Plant lipoxygenases (LOXs) are a kind of multifunctional fatty acid dioxygenases that catalyze the peroxidation of linolenic acid and linoleic acid. The synthesis of jasmonic acid begins with the peroxidation of α-linolenic acid by lipoxygenase. It was reported that biotic and abiotic stresses could cause the liberation of α-linolenic acid, which is an important precursor for the biosynthesis of jasmonic acid (Yan et al. 2013; Zhao et al. 2014), which interacted with other hormones signaling to regulate leaf tolerance to cold stress (Hu et al. 2017). In this study, all unique LOXs participated in the alpha-linolenic acid metabolism were found to be down-regulated in NF, whereas they were up-regulated in NS (Fig. 5A; Table S5). An interesting finding was that the alpha-linolenic acid metabolism was enriched by DAPs in NF, and all DAPs were accumulated in abundance (Fig. 5B; Table S5). These results suggested that there are differences in temporal and spatial between the expression of gene and protein. Beyond those, combined with JA signaling resulting from DEGs, implying that increased jasmonic acid signal might regulate the expression of downstream freezing-responsive genes.
Plant secondary metabolites often have no fundamental role in the maintenance of plant life processes, but they are crucial for the plant to interrelate to its environment for adaptation and defense (Ramakrishna et al. 2011). In the present study, there were 7 and 6 unique up-regulated DEGs in NF and NS, respectively, encoding caffeic acid O-methyltransferase (CCMT), shikimate O-hydroxycinnamoyltransferase (SHCT) and S-adenosylmethionine-dependent methyltransferase (SAMTs), implicated in the secondary metabolism (Fig. 5B; Table S5), which were proclaimed in many plant species (Ranjan et al. 2020). It is in agreement with those reported by Zeng et al. (2018) and Pu et al. (2019). It is interesting to note that some DNA methylation differences in the CCMT gene were found under freezing inducement (Table 1), which is particularly important when investigating the epigenetic freezing-reponsive mechanism of winter rapeseed. A further novel finding was that the plant-pathogen interaction pathway was significantly enriched by DEGs in NS, and most of DEGs enriched in this pathway were up-regulated (Fig. 6A; Table S5), implying that its defense system was strengthen after freezing treatment. These results suggested that accumulated secondary metabolites and enhanced plant-pathogen interaction together contribute to the formation of freezing tolerance of rapeseed cultivar NS under freezing stress.
It is acknowledged that heat shock proteins (HSPs) regarded as the target genes of HSFs, are beneficial to defense against cold stress in grasses (Wang et al. 2016).

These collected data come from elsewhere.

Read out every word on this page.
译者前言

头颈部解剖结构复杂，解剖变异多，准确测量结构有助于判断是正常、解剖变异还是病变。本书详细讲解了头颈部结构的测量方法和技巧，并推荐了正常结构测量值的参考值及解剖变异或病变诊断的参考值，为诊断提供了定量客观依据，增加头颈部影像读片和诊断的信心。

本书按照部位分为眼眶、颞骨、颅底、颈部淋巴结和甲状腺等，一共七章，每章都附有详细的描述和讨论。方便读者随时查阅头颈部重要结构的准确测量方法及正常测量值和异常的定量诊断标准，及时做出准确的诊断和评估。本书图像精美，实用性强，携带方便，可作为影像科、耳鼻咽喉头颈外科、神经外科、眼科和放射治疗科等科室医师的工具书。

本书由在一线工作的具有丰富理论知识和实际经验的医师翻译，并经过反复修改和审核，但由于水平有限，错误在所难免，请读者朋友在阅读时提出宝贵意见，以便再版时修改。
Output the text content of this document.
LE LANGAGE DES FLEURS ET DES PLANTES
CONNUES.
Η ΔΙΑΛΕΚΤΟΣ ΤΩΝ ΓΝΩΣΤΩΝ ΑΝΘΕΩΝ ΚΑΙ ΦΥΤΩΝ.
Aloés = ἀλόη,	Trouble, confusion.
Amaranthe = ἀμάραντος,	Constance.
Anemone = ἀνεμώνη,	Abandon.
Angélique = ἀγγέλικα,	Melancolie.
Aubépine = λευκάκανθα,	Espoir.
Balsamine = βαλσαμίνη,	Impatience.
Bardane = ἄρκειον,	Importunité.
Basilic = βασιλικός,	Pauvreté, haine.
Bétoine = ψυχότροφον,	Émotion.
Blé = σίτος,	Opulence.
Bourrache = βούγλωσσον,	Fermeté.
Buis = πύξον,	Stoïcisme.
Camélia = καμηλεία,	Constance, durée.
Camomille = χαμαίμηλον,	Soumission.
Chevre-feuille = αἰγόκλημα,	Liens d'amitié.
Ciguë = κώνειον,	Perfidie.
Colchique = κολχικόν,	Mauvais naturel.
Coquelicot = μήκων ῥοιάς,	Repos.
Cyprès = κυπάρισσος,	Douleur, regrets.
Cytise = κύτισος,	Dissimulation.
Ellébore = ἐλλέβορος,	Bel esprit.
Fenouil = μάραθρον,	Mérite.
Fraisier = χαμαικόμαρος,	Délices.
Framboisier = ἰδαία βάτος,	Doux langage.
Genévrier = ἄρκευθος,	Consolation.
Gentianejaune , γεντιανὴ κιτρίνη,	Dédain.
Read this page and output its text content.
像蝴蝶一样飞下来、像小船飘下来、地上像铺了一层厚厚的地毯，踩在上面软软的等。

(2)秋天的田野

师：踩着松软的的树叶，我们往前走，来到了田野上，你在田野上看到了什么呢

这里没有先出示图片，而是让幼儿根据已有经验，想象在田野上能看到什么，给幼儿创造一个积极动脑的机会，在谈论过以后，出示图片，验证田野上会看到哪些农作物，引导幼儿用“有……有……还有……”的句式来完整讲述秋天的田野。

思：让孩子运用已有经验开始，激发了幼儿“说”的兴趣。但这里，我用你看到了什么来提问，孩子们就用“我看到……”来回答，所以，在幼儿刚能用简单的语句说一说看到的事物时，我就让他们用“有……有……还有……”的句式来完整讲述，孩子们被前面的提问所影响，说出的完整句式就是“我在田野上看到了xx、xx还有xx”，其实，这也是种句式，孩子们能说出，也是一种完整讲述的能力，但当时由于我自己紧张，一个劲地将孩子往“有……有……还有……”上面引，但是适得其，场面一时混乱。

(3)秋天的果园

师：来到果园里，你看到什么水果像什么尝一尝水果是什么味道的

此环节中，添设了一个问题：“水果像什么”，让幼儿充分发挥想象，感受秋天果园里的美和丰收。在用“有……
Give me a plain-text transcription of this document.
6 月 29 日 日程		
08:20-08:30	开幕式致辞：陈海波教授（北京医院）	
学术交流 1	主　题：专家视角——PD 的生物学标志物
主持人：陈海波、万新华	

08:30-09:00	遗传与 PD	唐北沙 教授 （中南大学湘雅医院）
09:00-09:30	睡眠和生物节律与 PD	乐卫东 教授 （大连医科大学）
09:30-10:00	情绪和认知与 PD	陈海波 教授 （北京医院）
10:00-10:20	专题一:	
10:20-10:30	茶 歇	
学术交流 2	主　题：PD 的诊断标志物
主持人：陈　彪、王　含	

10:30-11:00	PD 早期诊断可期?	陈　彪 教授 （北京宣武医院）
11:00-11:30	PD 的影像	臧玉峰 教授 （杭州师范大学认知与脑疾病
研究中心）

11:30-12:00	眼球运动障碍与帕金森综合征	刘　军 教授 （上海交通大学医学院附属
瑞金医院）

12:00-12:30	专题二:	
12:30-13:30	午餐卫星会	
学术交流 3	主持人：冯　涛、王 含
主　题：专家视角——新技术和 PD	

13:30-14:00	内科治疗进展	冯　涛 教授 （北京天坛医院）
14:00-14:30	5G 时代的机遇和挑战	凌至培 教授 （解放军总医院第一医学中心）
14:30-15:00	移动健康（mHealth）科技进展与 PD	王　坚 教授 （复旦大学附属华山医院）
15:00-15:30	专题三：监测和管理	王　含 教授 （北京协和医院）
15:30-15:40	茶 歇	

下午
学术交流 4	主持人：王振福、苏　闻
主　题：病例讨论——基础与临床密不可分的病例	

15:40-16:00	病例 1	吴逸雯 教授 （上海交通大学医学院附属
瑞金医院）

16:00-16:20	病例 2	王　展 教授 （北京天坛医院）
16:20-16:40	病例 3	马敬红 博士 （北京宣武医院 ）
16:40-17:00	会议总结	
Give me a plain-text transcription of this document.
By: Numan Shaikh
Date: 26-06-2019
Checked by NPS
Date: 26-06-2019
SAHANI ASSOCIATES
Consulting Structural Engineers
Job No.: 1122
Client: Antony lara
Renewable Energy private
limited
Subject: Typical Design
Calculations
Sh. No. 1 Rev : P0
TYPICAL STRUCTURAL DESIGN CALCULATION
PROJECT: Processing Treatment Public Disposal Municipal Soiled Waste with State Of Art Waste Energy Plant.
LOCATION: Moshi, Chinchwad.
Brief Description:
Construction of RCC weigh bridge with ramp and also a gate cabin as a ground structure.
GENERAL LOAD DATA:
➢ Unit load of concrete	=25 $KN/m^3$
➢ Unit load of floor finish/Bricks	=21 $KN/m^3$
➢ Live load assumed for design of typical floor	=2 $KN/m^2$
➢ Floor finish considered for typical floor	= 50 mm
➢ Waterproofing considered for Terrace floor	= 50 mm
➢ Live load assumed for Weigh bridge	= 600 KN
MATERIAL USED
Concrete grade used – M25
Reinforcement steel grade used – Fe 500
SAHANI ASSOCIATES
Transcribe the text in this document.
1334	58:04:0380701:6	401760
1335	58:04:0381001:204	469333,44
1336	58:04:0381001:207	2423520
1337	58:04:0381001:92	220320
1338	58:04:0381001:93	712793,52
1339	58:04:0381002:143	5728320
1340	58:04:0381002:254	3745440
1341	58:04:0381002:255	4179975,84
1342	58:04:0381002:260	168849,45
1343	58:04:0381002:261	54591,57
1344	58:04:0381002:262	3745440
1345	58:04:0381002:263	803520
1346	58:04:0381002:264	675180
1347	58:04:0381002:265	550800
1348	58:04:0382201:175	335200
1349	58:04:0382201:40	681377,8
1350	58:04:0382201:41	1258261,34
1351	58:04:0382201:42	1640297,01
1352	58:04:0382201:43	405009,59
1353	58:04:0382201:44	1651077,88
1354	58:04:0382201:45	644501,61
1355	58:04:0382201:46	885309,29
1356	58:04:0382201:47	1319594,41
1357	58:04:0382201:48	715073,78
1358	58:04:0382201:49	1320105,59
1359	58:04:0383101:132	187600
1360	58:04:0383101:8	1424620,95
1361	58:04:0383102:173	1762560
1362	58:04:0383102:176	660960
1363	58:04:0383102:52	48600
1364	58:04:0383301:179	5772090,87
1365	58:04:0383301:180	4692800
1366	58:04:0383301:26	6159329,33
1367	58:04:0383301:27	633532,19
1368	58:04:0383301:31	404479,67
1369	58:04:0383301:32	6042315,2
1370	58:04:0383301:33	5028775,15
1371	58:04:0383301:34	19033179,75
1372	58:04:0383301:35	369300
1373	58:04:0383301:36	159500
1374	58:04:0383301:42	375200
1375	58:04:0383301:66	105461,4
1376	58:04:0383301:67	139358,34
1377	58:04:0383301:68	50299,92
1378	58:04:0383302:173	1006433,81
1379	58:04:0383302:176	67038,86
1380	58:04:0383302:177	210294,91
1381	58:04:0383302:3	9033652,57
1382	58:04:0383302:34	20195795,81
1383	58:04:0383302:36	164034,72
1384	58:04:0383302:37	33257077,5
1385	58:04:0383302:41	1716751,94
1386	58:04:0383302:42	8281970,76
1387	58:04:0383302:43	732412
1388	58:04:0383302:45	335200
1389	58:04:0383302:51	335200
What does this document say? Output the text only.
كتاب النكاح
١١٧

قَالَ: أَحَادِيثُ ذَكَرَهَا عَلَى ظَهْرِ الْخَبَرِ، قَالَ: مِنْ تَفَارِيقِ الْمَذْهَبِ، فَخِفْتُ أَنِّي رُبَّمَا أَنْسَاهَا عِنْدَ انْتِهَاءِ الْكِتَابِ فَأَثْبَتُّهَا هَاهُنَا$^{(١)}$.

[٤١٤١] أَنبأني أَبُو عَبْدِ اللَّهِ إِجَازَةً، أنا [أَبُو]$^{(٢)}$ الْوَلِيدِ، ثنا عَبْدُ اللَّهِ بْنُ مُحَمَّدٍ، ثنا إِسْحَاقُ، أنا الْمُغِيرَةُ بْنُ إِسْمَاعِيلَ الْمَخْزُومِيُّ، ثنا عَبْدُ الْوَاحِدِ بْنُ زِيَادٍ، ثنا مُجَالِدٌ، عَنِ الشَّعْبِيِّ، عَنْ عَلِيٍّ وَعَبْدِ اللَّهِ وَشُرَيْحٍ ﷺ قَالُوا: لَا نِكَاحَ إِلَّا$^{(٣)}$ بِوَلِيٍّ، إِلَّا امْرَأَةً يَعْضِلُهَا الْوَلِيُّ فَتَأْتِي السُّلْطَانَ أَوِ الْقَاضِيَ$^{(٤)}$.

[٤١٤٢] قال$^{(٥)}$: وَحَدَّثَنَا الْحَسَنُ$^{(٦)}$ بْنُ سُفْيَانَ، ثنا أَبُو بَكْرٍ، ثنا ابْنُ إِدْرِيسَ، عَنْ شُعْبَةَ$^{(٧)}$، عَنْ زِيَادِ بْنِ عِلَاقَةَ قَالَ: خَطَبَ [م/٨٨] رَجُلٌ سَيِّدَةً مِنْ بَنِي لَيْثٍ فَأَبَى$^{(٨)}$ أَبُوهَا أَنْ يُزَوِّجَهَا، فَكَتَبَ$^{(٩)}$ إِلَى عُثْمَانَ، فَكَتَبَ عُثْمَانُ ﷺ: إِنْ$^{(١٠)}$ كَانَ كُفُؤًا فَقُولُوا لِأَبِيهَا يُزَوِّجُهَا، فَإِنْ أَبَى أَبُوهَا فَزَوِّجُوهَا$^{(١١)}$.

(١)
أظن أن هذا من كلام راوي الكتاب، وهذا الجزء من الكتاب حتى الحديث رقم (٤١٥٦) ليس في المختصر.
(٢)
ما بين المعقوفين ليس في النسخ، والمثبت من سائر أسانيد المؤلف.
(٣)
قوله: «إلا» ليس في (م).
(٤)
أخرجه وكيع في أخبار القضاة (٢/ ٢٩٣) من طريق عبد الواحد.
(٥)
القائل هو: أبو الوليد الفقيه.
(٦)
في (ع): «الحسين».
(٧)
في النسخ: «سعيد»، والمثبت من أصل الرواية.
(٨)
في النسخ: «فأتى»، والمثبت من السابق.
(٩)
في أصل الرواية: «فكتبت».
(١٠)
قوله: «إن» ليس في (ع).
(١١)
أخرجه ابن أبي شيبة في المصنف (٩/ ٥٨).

Similarly, Lin et al. (2019) reported that some HSPs and chaperone proteins (CPs) were induced by cold stress. Scarpeci et al. (2008) indicated that ROS through direct interacted with HSFs to offer abiotic stress tolerance in plants. In the present study, some up-regulated HSFs, CPs and HSPs were concomitant with high level of POD activity (Fig. 2C; Table S5), showing that the HSFs might interact with ROS signals to regulate the expression of CPs and HSPs under freezing stress. Furthermore, several up-regulated DEGs encoding protein disulfide isomerase (PDI) associated with protein synthesis were found in NS, whereas they were down-regulated in NF (Table S5). In addition, we discovered 10 unique down-regulated DEGs in NF, which encode mitochondria-localized ATP synthase subunit (ASS) and cytochrome c oxidase (CCO), and 2 unique up-regulated CCOs in NS (Table S5). As we all know, ASS is the structural basis of proton transportation and energy generation in mitochondrial (Klusch et al. 2017). CCO is the last respiratory complex of the electron transmit chain in mitochondria and is responsible for transferring electrons to the final acceptor oxygen in the respiratory metabolism (Dahan et al. 2014). The down-regulated ASS and CCO indicated the decrease of energy requirement in the developing leaf of NF under freezing stress, which might be one of the major reasons why it was more freezing-sensitive than the cultivar NS.